Dua Puluh Dua

53 10 2
                                    

"Kalian berdua gila atau apa sih? Gua nggak pernah ya nyuruh kalian berdua buat masuk ke sekolah kek gitu, pakai pakaian kayak gini lagi. Dapat dari mana coba?" Langit menyentuh baju yang di kenakan Argantara.

"Ide dia nih, bukan gua." Argantara tidak mau kalau dirinya disalahkan, ini semua adalah ide Arsen. Entah bagaimana ide itu bisa muncul di benak Arsen.

Mereka berdua membeli satu set baju putih abu-abu yang dijual di toko perlengkapan sekolah di depan sekolahan itu. Keduanya tampak seperti siswa dengan seragam itu. Ide Arsen berjalan dengan mulus, mereka berdua pura-pura seolah hendak bolos sekolah, sengaja mereka mengendap-ngendap diantara pagar sekolah hingga seorang satpam menegur mereka berdua. Begitu mudahnya mereka berdua agar bisa berada dalam sekolah itu tanpa panjat pagar atau usaha yang keras. Setelah mereka berdua berhasil masuk kedalam sekolah dengan bergegas mereka berdua menjauh dari satpam yang seharusnya mengantarkan mereka ke ruang BK.

Arsen dan Argantara terus mengitari sekolah, seluruh sudut sekolah mereka berdua telusuri hingga tanpa sengaja Argantara menabrak Hannah. Mereka berdua jatuh menahan sakit masing-masing. Sedangkan Amarta terheran-heran melihat Arsen yang berdiri dihadapannya saat ini.

"Gua bisa jelasin, Ta." Ujar Arsen yang mengerti arti tatapan Amarta. Namun sebelum Amarta mendapatkan penjelasan bapak satpam itu sudah mengetahui keberadaan mereka berdua. Keduanya kali ini tidak bisa lepas lagi dari satpam itu. Arsen yang sudah mulai pusing mencoba menjelaskan apa tujuan mereka masuk ke sekolah ini, namun tetap saja satpam itu tidak mau tahu. Sementara Argantara masih terpaku terpesona melihat wajah Hannah.

"Ya setidaknya dengan ide itu kita berdua bisa masuk ke sekolahnya Amarta kan?" Ujar Arsen tidak mau kalah.

"Ya nggak sampai ketangkep juga Bambang Susanto." Geram Argantara.

"Itu bukan nama gua."

"Bodo Amat" mereka berdua akhirnya berakhir saling ejek laiknya anak kecil, mereka seakan lupa bahwa usia mereka sudah bukan anak-anak lagi.

"Terus kalian dapat informasi apa?" Langit kini mulai kembali bertanya sehingga membuat mereka berdua kembali diam namun saling tatap seakan bingung hendak mengatakan apa kepada Langit.

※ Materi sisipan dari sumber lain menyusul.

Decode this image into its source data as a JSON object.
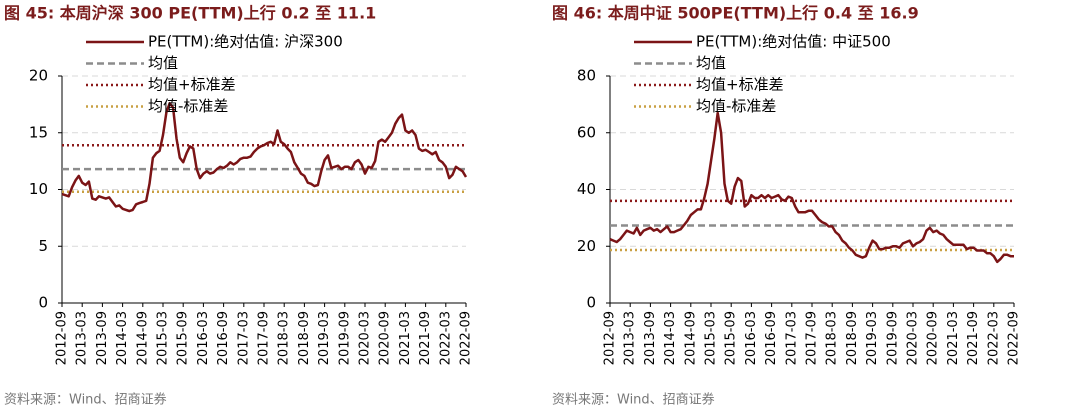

Arsen menendang-nendang kaki Argantara agar berbicara kepada Langit.

"Udah nggak usah di jawab, gua udah tahu jawabannya." Ujar Langit lalu pergi meninggalkan keduanya. Namun sebelum itu Langit menatap keduanya. "Kalian cocok pakai seragam itu." Langit kemudian tertawa melihat tingkah keduanya. Arsen dan Argantara pun ikut tertawa, ternyata Langit tidak semarah yang mereka berdua pikirkan.

***

"Tadi Arsen ke sekolah pakai baju sekolah ngapain?" Tanya Amarta kepada Langit saat mereka berdua jalan keluar.

"Gua yang nyuruh buat jagain lo." Bohong Langit.

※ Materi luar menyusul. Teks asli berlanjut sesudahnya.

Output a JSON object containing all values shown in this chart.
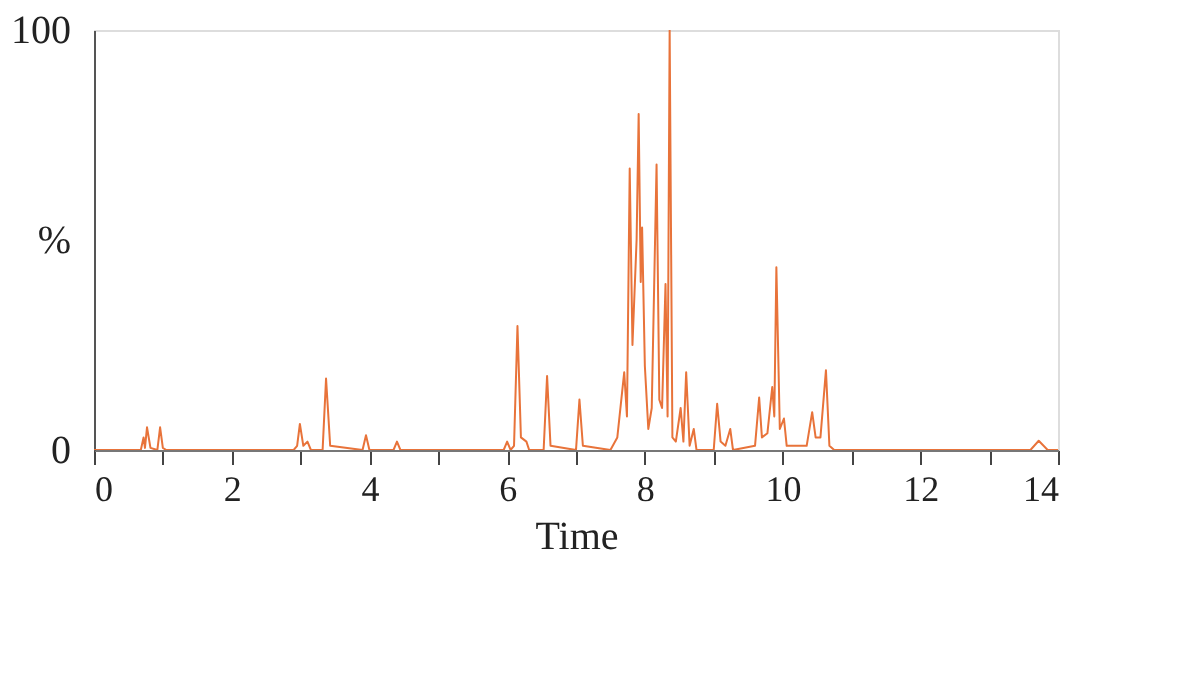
{
  "chart_data": {
    "type": "line",
    "xlabel": "Time",
    "x": [
      0,
      0.68,
      0.72,
      0.74,
      0.77,
      0.82,
      0.92,
      0.96,
      1.0,
      1.05,
      2.9,
      2.95,
      2.99,
      3.04,
      3.1,
      3.15,
      3.32,
      3.37,
      3.43,
      3.9,
      3.95,
      4.0,
      4.35,
      4.4,
      4.45,
      5.95,
      6.0,
      6.05,
      6.1,
      6.15,
      6.2,
      6.28,
      6.32,
      6.53,
      6.58,
      6.63,
      7.0,
      7.05,
      7.1,
      7.5,
      7.6,
      7.7,
      7.74,
      7.78,
      7.82,
      7.88,
      7.91,
      7.94,
      7.96,
      8.0,
      8.05,
      8.1,
      8.17,
      8.21,
      8.25,
      8.3,
      8.33,
      8.36,
      8.4,
      8.45,
      8.52,
      8.56,
      8.6,
      8.65,
      8.71,
      8.75,
      9.0,
      9.05,
      9.1,
      9.17,
      9.24,
      9.28,
      9.6,
      9.66,
      9.7,
      9.78,
      9.85,
      9.88,
      9.91,
      9.96,
      10.02,
      10.06,
      10.35,
      10.43,
      10.48,
      10.55,
      10.63,
      10.68,
      10.75,
      13.6,
      13.72,
      13.85,
      14
    ],
    "series": [
      {
        "color": "#e8733a",
        "values": [
          0,
          0,
          3,
          0.5,
          5.4,
          0.5,
          0,
          5.4,
          0.5,
          0,
          0,
          1,
          6.2,
          1,
          2,
          0,
          0,
          17,
          1,
          0,
          3.5,
          0,
          0,
          2,
          0,
          0,
          2,
          0,
          1,
          29.5,
          3,
          2,
          0,
          0,
          17.6,
          1,
          0,
          12,
          1,
          0,
          3,
          18.5,
          8,
          67,
          25,
          50,
          80,
          40,
          53,
          20,
          5,
          10,
          68,
          12,
          10,
          39.5,
          8,
          100,
          3,
          2,
          10,
          2,
          18.5,
          1,
          5,
          0,
          0,
          11,
          2,
          1,
          5,
          0,
          1,
          12.5,
          3,
          4,
          15,
          8,
          43.5,
          5,
          7.5,
          1,
          1,
          9,
          3,
          3,
          19,
          1,
          0,
          0,
          2.2,
          0,
          0
        ]
      }
    ],
    "xlim": [
      0,
      14
    ],
    "xticks": [
      0,
      {
        "value": 1,
        "label": null
      },
      2,
      {
        "value": 3,
        "label": null
      },
      4,
      {
        "value": 5,
        "label": null
      },
      6,
      {
        "value": 7,
        "label": null
      },
      8,
      {
        "value": 9,
        "label": null
      },
      10,
      {
        "value": 11,
        "label": null
      },
      12,
      {
        "value": 13,
        "label": null
      },
      14
    ],
    "ylim": [
      0,
      100
    ],
    "yticks": [
      0,
      {
        "value": 50,
        "label": "%"
      },
      100
    ],
    "grid": false,
    "marker": "none",
    "line_style": "solid"
  }
}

"Ngapain dijagain? Udah deh gua bisa jaga diri kok, lo nggak usah khawatir." Langit menggelengkan kepalanya tidak setuju dengan apa yang dikatakan Amarta. Semenjak mereka berdua pacaran. Langit semakin mengeistimewakan perlakuannya terhadap Amarta. Keselamatan dan kebahagiannya harus ia lengkapi.

"Ya kan lo pacar gua sekarang, inget ya gua ketua gank Atlantis, dan gua nggak mau ada yang nyakitin lo. Ya meskipun caranya aja yang rada kek orang bego." Seketika Langit ingat ekspresi Arsen dan Argantara muram dan kesal karena mereka berdua harus menghadapi kepala sekolah yang super duper cerewet, apalagi saat Langit mendengar cerita bahwa mereka berdua akan di panggilkan polisi.

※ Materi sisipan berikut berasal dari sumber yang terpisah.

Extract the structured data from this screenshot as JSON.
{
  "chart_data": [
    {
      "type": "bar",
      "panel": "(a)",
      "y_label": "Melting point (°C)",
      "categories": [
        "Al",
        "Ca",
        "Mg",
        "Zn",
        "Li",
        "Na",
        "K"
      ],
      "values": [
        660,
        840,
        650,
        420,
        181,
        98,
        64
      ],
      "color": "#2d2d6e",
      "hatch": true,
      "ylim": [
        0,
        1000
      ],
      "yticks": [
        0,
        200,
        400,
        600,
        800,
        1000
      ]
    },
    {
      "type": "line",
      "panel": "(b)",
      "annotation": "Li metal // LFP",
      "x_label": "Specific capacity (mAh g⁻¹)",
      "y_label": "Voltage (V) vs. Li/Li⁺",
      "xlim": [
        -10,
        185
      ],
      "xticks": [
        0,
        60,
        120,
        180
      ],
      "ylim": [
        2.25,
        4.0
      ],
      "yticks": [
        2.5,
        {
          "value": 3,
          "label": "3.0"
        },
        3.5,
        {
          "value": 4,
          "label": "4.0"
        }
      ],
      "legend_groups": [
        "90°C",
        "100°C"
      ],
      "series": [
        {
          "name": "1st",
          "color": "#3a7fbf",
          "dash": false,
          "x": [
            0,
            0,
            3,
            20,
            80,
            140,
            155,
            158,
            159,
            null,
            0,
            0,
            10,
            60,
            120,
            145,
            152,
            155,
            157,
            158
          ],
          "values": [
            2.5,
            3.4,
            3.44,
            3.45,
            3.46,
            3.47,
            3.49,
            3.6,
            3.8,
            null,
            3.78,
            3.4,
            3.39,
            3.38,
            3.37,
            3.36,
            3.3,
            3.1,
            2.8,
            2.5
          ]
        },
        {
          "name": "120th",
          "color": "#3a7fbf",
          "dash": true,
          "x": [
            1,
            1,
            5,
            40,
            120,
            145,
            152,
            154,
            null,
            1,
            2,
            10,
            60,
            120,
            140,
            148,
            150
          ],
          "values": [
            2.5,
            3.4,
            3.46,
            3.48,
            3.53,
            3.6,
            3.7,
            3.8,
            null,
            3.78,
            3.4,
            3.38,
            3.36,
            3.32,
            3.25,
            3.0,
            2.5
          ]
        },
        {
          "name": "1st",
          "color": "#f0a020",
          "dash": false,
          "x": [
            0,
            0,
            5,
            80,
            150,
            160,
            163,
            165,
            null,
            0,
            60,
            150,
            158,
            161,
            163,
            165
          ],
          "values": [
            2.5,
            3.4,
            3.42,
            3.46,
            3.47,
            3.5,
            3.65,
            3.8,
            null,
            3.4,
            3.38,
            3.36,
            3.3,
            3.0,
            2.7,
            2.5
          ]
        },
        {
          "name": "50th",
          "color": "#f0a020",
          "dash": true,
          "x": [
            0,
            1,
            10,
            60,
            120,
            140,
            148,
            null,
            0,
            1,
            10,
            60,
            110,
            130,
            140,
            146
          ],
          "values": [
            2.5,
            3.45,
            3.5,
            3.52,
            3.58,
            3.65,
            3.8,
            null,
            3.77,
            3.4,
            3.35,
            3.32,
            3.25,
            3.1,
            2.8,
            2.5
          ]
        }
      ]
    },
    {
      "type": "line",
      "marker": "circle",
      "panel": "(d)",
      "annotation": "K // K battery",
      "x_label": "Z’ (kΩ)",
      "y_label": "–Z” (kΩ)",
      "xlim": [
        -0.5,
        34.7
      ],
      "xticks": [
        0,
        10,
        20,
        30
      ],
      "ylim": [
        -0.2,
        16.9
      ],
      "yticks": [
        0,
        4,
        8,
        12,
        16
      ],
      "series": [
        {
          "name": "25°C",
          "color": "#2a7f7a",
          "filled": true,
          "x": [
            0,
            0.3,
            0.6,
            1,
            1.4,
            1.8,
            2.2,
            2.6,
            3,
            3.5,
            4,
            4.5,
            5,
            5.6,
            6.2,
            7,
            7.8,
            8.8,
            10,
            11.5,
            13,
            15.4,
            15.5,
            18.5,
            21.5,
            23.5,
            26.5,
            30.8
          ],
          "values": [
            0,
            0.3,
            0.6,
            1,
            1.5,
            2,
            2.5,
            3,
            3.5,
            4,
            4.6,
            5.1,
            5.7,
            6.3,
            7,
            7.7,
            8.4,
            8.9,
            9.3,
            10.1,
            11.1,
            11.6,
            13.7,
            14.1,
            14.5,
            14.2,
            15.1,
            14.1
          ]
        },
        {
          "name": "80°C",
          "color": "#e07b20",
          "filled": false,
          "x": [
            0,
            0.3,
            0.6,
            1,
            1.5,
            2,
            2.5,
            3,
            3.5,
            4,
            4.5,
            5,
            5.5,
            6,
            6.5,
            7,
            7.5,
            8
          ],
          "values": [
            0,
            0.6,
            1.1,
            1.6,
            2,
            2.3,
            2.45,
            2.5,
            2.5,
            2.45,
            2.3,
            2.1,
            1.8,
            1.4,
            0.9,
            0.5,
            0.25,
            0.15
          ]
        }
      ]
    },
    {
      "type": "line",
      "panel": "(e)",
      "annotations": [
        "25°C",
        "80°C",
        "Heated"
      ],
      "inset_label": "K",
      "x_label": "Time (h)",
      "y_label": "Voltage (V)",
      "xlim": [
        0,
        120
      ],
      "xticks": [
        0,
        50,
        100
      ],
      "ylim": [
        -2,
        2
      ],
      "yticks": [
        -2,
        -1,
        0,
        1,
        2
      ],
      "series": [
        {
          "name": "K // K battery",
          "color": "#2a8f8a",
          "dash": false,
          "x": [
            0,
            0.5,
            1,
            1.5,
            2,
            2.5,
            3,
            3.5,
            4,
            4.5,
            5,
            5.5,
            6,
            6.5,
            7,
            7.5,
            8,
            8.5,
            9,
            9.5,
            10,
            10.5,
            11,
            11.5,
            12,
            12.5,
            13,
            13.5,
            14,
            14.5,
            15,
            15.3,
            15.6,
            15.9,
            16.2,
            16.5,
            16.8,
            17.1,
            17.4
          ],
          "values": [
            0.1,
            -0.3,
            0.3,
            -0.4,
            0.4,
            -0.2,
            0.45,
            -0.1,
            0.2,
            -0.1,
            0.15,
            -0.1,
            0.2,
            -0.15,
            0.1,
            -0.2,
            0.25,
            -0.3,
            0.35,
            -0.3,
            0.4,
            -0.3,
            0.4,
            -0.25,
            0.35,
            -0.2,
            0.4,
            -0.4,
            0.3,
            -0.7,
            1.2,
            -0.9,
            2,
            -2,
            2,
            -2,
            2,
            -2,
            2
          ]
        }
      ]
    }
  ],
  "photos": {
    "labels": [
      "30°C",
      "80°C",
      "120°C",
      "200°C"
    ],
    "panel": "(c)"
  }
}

"Gua kan nggak minta." Ujar Amarta yang kini menatap Langit dalam-dalam. "Ternyata lo beneran khawatir sama gua ya?" ejek Amarta. Sementara Langit tidak menanggapi ejekan Amarta, ia hanya fokus melihat senyum Amarta yang begitu manis dan menawan. Ia tidak akan menyia-nyiakan senyum itu, senyum Amarta yang sulit sekali ia dapatkan.